Is the product hero or background?
Is there text burned into the image, and does it match or contradict the primary text?
Face vs. no face. Eye contact direction. UGC-style framing vs. studio.
Color contrast against a typical Instagram feed (saturated brand colors vs. desaturated lifestyle).

I asked it to score “thumb-stop quotient” on a 1-5 scale with a rubric. The scores are noisy on any single ad, but the averages across a brand’s library line up with what an experienced media buyer would tell you after scrolling for ten minutes. That’s the whole point. Compress ten minutes of expert pattern-matching into a structured table.

The failure modes I hit

A few things broke that are worth flagging if you build this:

GPT-4 Vision invents text it can’t read. If the image text is low resolution or stylized, it will confidently transcribe something close-but-wrong. I added a confidence field and a flag for “if you can’t read it cleanly, say so.” Helped about 60%. Not a fix.

It overfits to obvious frameworks. Every ad becomes “Problem-Agitate-Solve” because that’s what the training data taught it copywriting looks like. I had to add a “none / not a recognizable framework” option and explicitly tell it most ads don’t follow a clean framework. The distribution got more honest after that.

The Ad Library blocks aggressive scraping. I’m using Playwright with realistic pacing (3-5 seconds between requests) and rotating sessions. Don’t try to pull 500 ads in 10 minutes. You’ll get throttled and the data quality drops because the page state gets weird.

Video ads need to be sampled as frames. I grab frames at 0s, 1s, 3s, and final. The first 1 second is what matters 90% of the time. If your model can’t tell you what’s happening at the 1-second mark, the rest doesn’t help.

What I actually do with the output

This is the part most “AI competitor analysis” posts skip. Having a sheet of categorized ads is not a deliverable. What I do:

Cluster by hook type and look at what the brand is spending on. The Ad Library shows you which ads have been running longest. Long-running ads are winners. Cross-reference long-running ads with hook type, and you have a real signal about what’s working for that specific brand in that specific category.

Then I write a creative brief that explicitly references the pattern, not the ad. Not “make something like this Ridge Wallet ad.” More like “we need three concepts in the stat-driven-callout pattern, with face-forward UGC framing, and high-saturation product hero.” That brief goes to a designer or a video editor. Or sometimes to another model.

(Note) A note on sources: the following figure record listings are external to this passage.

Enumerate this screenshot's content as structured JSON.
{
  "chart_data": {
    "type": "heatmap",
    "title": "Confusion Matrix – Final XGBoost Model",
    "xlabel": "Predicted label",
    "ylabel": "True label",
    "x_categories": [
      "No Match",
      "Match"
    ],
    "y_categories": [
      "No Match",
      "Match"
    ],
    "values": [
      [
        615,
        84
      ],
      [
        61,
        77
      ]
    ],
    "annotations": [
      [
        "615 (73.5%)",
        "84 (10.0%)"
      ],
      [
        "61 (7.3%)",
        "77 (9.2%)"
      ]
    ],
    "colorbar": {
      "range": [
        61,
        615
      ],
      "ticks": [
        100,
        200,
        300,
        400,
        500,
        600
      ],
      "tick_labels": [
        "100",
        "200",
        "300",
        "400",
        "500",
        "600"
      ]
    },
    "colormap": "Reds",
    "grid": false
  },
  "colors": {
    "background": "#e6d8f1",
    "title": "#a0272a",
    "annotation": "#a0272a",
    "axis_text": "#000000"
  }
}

The interesting second-order effect: once you have 200 competitor ads tagged this way across your category, you can ask the model “what patterns are underused in this category.” That’s where it gets useful for actually differentiating, not just copying.

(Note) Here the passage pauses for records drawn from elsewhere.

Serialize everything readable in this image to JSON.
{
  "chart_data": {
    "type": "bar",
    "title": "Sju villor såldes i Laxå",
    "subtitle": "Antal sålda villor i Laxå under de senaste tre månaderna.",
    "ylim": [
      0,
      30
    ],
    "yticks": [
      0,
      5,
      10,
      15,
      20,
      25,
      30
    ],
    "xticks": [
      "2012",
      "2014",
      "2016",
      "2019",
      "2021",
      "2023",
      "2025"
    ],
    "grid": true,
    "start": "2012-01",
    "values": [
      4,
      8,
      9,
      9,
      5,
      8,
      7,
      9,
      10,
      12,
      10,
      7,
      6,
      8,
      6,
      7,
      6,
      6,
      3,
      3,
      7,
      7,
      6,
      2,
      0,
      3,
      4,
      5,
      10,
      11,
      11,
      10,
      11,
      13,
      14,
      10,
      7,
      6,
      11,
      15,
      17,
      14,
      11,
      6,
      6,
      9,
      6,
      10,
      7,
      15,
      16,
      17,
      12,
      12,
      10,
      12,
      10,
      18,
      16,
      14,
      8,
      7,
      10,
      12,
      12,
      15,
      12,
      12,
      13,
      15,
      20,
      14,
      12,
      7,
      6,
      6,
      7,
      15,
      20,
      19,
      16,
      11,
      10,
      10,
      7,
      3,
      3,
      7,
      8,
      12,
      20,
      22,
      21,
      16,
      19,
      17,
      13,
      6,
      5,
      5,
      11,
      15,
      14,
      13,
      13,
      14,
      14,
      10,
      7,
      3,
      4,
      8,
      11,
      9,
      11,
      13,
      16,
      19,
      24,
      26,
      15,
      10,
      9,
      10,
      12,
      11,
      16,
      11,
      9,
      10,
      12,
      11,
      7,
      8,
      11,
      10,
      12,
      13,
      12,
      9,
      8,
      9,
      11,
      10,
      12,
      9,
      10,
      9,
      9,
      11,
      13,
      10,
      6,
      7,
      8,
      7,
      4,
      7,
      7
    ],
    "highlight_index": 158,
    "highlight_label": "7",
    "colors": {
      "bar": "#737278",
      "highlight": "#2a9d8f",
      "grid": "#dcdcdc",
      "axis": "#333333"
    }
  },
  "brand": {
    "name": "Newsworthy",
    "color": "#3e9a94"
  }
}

The catch most people will miss when they try this: the value isn’t in the AI doing the analysis. The value is in the schema you force it into. A bad enum gives you a worse output than just scrolling the library yourself. Spend the first afternoon arguing with yourself about categories before you write a single line of code, and the pipeline becomes worth building. Skip that step and you’ve built an expensive way to generate vibes.